Distribution-Free Proofs of Proximity

Motivated by the fact that input distributions are often unknown in advance, distribution-free property testing considers a setting in which the algorithmic task is to accept functions $f : [n] \to \{0,1\}$ having a certain property $\Pi$ and reject functions that are $\epsilon$-far from $\Pi$, where the distance is measured according to an arbitrary and unknown input distribution $D \sim [n]$. As usual in property testing, the tester is required to do so while making only a sublinear number of input queries, but as the distribution is unknown, we also allow a sublinear number of samples from the distribution $D$. In this work we initiate the study of distribution-free interactive proofs of proximity (df-IPP) in which the distribution-free testing algorithm is assisted by an all powerful but untrusted prover. Our main result is a df-IPP for any problem $\Pi \in NC$, with $\tilde{O}(\sqrt{n})$ communication, sample, query, and verification complexities, for any proximity parameter $\epsilon>1/\sqrt{n}$. For such proximity parameters, this result matches the parameters of the best-known general purpose IPPs in the standard uniform setting, and is optimal under reasonable cryptographic assumptions. For general values of the proximity parameter $\epsilon$, our distribution-free IPP has optimal query complexity $O(1/\epsilon)$ but the communication complexity is $\tilde{O}(\epsilon \cdot n + 1/\epsilon)$, which is worse than what is known for uniform IPPs when $\epsilon<1/\sqrt{n}$. With the aim of improving on this gap, we further show that for IPPs over specialised, but large distribution families, such as sufficiently smooth distributions and product distributions, the communication complexity can be reduced to $\epsilon\cdot n\cdot(1/\epsilon)^{o(1)}$ (keeping the query complexity roughly the same as before) to match the communication complexity of the uniform case.
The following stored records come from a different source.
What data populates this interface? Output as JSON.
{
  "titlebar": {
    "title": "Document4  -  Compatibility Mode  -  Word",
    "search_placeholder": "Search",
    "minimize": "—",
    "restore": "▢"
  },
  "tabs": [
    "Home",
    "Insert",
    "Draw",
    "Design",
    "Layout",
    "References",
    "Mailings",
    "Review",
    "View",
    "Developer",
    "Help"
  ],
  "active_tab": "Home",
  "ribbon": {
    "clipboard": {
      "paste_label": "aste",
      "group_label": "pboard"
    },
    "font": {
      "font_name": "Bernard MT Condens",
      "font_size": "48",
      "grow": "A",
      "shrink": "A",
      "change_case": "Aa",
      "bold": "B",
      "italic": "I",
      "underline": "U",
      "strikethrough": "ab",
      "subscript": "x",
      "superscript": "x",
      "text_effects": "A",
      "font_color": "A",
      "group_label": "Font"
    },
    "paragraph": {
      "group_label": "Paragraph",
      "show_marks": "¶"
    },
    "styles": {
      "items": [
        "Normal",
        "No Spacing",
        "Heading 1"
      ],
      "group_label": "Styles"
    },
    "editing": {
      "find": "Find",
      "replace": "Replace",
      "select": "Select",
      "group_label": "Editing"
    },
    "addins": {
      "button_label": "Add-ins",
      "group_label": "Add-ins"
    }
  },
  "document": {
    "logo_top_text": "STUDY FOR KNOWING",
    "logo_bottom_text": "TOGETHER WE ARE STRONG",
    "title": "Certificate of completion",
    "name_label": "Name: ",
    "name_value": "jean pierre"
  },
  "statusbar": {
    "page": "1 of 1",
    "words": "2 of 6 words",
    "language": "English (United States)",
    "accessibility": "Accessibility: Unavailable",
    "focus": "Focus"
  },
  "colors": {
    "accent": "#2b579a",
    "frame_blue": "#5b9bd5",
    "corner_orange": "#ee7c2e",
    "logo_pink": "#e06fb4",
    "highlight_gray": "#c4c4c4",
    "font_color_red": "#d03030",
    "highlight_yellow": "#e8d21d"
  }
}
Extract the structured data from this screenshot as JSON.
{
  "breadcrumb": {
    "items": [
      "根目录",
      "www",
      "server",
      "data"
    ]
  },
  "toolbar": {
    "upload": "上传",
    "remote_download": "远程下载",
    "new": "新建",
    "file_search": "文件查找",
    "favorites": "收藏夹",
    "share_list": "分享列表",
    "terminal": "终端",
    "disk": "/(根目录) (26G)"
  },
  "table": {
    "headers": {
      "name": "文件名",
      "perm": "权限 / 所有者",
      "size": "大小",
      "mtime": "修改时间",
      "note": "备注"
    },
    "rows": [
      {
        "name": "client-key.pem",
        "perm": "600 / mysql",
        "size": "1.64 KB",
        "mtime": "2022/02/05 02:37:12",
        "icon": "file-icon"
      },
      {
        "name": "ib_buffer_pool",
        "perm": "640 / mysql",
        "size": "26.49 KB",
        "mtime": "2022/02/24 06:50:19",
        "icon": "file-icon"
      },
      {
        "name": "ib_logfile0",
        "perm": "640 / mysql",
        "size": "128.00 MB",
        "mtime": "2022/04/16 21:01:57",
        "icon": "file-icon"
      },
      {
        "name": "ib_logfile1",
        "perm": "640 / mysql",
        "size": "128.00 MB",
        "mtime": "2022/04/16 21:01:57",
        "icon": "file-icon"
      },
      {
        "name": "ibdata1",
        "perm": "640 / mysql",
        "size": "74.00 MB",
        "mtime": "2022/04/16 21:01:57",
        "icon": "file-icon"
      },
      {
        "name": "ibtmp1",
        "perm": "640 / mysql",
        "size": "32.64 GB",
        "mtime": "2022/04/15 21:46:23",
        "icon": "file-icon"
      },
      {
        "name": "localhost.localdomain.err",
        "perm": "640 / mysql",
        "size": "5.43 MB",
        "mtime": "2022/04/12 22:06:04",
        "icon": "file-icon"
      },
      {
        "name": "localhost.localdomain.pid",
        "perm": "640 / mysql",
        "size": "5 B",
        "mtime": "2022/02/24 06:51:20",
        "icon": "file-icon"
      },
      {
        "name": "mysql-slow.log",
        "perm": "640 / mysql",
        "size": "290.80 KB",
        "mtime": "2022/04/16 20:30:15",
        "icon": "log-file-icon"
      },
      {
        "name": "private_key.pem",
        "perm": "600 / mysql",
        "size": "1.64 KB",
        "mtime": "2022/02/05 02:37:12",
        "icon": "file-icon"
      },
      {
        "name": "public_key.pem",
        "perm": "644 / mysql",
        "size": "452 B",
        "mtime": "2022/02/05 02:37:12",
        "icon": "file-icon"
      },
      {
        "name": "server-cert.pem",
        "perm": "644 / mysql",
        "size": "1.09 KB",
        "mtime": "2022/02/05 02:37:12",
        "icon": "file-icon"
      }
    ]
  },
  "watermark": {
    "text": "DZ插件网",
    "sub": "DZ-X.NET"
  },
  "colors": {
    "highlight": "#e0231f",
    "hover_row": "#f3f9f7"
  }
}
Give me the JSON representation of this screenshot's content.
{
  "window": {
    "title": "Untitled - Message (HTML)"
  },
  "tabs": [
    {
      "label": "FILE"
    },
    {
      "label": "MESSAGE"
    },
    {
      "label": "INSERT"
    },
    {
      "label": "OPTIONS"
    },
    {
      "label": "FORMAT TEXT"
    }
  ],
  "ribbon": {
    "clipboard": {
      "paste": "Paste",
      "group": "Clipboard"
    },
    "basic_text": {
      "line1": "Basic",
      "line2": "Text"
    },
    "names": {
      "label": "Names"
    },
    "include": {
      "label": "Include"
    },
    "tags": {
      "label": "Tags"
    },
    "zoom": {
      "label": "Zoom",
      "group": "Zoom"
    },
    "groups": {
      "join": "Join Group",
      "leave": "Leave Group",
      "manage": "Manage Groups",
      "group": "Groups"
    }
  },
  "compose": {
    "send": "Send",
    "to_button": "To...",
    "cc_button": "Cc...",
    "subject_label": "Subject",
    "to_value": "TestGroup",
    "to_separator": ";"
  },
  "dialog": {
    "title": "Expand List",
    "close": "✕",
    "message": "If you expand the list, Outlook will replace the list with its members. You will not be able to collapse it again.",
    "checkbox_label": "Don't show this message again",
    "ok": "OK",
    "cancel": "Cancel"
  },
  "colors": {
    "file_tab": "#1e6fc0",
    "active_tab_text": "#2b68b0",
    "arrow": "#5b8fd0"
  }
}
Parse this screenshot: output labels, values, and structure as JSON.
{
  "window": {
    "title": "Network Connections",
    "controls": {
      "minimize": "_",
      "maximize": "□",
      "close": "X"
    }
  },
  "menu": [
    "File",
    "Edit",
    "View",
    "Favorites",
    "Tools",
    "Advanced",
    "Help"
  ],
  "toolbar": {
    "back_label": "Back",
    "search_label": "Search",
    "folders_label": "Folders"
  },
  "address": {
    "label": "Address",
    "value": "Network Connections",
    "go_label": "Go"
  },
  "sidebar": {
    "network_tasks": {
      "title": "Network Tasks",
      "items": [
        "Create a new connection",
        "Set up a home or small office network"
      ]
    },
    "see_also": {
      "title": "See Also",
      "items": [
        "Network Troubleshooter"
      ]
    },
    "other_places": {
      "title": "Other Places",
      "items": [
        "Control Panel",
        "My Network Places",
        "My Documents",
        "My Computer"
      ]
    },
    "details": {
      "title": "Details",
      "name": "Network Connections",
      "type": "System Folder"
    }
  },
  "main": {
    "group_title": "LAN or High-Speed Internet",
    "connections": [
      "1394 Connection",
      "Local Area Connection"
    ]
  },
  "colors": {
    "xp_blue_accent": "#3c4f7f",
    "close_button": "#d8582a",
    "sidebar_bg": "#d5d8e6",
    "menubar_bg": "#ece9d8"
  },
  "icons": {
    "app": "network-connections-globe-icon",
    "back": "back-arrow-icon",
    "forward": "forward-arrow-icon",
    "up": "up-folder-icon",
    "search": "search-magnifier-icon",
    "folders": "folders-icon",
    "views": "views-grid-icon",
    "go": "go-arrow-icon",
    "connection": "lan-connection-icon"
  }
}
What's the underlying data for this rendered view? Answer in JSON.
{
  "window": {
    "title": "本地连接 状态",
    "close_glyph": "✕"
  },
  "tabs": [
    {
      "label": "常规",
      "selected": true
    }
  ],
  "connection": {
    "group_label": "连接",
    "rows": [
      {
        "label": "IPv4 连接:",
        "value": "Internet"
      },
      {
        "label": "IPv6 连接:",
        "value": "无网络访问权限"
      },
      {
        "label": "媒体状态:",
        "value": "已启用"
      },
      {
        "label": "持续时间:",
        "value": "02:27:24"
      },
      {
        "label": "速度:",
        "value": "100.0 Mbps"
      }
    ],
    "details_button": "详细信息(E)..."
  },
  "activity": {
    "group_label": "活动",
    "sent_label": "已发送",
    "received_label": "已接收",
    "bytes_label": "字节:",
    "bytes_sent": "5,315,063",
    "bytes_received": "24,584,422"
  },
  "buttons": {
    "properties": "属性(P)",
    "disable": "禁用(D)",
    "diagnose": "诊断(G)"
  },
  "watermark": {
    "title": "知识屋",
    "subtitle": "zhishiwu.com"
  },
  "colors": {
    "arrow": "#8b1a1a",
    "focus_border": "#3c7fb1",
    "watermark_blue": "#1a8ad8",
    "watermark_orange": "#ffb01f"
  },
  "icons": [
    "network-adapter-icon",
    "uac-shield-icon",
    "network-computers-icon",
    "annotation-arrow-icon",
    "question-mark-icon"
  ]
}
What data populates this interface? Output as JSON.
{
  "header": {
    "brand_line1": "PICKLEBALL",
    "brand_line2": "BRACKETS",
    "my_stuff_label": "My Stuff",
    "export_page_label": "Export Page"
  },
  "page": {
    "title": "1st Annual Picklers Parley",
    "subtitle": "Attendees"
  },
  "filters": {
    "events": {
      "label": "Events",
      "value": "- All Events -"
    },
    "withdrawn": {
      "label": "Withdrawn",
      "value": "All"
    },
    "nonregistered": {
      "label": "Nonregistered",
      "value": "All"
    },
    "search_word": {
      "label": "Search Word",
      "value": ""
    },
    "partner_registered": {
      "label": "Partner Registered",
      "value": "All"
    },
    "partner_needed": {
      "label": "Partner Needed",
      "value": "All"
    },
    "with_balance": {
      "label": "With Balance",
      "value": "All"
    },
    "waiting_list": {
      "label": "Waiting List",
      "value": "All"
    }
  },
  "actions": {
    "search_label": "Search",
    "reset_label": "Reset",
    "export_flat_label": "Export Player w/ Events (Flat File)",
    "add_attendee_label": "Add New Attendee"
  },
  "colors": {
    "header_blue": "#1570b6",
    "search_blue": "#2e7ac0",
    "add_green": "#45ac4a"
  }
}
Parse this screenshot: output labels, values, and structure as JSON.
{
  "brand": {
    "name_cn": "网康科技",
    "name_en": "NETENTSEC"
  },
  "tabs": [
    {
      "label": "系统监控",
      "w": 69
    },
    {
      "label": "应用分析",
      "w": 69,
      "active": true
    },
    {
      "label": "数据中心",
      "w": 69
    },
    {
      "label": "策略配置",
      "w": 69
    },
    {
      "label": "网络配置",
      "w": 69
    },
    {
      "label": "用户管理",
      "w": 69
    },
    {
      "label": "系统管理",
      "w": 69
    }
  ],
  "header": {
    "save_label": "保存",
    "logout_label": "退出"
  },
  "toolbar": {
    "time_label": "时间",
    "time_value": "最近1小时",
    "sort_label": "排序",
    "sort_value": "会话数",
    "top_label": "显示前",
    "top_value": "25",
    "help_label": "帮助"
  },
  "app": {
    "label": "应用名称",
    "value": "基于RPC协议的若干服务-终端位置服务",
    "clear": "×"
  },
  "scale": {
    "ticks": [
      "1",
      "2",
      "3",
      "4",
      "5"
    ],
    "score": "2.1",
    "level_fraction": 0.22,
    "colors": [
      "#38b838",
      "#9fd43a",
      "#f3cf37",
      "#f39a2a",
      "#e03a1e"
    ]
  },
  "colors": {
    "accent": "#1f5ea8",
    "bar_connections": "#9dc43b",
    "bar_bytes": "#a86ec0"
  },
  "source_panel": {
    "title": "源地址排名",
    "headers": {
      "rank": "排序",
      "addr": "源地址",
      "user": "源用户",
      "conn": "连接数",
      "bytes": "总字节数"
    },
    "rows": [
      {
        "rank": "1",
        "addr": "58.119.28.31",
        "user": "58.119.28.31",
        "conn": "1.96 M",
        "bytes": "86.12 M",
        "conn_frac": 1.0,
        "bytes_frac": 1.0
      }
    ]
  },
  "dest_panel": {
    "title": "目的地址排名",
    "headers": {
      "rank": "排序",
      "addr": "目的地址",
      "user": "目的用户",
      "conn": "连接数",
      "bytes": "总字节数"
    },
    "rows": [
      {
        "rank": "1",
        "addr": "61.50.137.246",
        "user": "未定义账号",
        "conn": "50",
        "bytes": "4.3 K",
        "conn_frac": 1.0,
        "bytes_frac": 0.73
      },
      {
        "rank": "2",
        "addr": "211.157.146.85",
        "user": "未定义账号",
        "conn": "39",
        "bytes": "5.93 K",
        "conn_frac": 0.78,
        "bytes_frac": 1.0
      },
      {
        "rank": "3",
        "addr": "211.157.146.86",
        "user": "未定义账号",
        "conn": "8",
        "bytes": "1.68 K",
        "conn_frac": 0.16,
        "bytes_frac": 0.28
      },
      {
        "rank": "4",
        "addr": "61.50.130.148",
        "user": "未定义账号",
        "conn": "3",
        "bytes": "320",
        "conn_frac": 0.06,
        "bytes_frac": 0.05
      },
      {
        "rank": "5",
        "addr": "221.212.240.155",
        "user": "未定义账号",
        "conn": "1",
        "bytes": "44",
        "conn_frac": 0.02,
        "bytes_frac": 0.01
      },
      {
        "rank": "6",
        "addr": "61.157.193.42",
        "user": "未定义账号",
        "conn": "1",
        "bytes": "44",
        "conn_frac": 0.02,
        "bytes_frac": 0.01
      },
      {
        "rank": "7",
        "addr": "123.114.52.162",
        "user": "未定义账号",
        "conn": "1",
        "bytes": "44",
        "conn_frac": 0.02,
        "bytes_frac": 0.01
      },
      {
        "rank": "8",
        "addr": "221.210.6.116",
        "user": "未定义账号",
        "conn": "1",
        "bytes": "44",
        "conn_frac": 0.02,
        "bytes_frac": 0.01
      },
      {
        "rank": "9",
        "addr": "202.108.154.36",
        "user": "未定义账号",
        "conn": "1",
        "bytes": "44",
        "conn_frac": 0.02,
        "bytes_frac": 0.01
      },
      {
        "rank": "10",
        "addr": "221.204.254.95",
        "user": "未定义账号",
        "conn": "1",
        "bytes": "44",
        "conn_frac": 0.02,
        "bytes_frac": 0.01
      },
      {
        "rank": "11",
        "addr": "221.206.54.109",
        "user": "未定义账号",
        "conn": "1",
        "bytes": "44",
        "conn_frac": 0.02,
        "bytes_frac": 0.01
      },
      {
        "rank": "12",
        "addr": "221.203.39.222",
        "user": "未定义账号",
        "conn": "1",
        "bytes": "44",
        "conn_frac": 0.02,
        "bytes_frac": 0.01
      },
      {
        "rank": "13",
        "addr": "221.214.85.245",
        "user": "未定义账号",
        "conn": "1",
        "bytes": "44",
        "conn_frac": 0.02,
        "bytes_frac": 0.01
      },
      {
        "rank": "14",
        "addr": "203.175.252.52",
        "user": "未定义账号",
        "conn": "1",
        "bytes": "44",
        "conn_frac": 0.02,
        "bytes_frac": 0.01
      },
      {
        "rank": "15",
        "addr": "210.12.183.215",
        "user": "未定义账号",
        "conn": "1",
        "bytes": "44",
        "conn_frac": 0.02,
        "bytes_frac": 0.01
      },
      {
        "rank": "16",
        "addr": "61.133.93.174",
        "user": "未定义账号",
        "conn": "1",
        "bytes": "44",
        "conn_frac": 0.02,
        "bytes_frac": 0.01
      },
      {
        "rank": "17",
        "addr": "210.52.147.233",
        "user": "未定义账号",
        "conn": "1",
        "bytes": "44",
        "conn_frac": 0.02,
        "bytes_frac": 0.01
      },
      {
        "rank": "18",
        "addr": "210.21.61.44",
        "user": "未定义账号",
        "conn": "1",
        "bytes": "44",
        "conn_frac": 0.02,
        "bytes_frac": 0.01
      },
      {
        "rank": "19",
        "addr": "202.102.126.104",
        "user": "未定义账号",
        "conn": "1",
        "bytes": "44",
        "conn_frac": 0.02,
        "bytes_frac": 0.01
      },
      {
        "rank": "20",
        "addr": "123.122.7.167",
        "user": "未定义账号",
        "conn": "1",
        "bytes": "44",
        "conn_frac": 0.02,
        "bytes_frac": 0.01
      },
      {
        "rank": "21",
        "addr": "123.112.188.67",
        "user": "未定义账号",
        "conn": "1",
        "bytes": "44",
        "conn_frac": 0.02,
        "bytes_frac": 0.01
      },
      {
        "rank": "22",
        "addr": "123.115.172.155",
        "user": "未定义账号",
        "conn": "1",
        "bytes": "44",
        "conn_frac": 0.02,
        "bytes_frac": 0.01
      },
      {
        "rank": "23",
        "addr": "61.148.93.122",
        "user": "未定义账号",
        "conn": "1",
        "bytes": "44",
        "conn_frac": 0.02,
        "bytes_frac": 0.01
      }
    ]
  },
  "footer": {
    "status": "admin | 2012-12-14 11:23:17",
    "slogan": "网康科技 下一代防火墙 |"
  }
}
翻译：受输入分布通常事先未知这一事实的驱动，无分布性质检验考虑这样一种设置：算法任务为接受具有特定性质 $\Pi$ 的函数 $f : [n] \to \{0,1\}$，并拒绝与 $\Pi$ 相距 $\epsilon$ 的函数，其中距离是根据任意且未知的输入分布 $D \sim [n]$ 来衡量的。与性质检验中的常规做法一样，检验器需要仅通过次线性数量的输入查询来完成此任务，但由于分布未知，我们还允许从分布 $D$ 中进行次线性数量的采样。在这项工作中，我们首次研究了无分布交互式邻近性证明（df-IPP），其中无分布检验算法得到一个全能但不可信的证明者的辅助。我们的主要成果是：对于任何问题 $\Pi \in NC$，在任意邻近参数 $\epsilon>1/\sqrt{n}$ 下，我们给出了一个具有 $\tilde{O}(\sqrt{n})$ 通信复杂度、样本复杂度、查询复杂度和验证复杂度的 df-IPP。对于这类邻近参数，该结果与标准均匀设置中已知最佳通用 IPP 的参数相匹配，并且在合理的密码学假设下是最优的。对于邻近参数 $\epsilon$ 的一般取值，我们的无分布 IPP 具有最优查询复杂度 $O(1/\epsilon)$，但通信复杂度为 $\tilde{O}(\epsilon \cdot n + 1/\epsilon)$，当 $\epsilon<1/\sqrt{n}$ 时，这比均匀 IPP 已知的结果更差。为了改进这一差距，我们进一步证明：对于专门但广泛的分布族（例如足够平滑的分布和乘积分布）上的 IPP，通信复杂度可以降低到 $\epsilon\cdot n\cdot(1/\epsilon)^{o(1)}$（保持查询复杂度大致与之前相同），从而与均匀情况下的通信复杂度相匹配。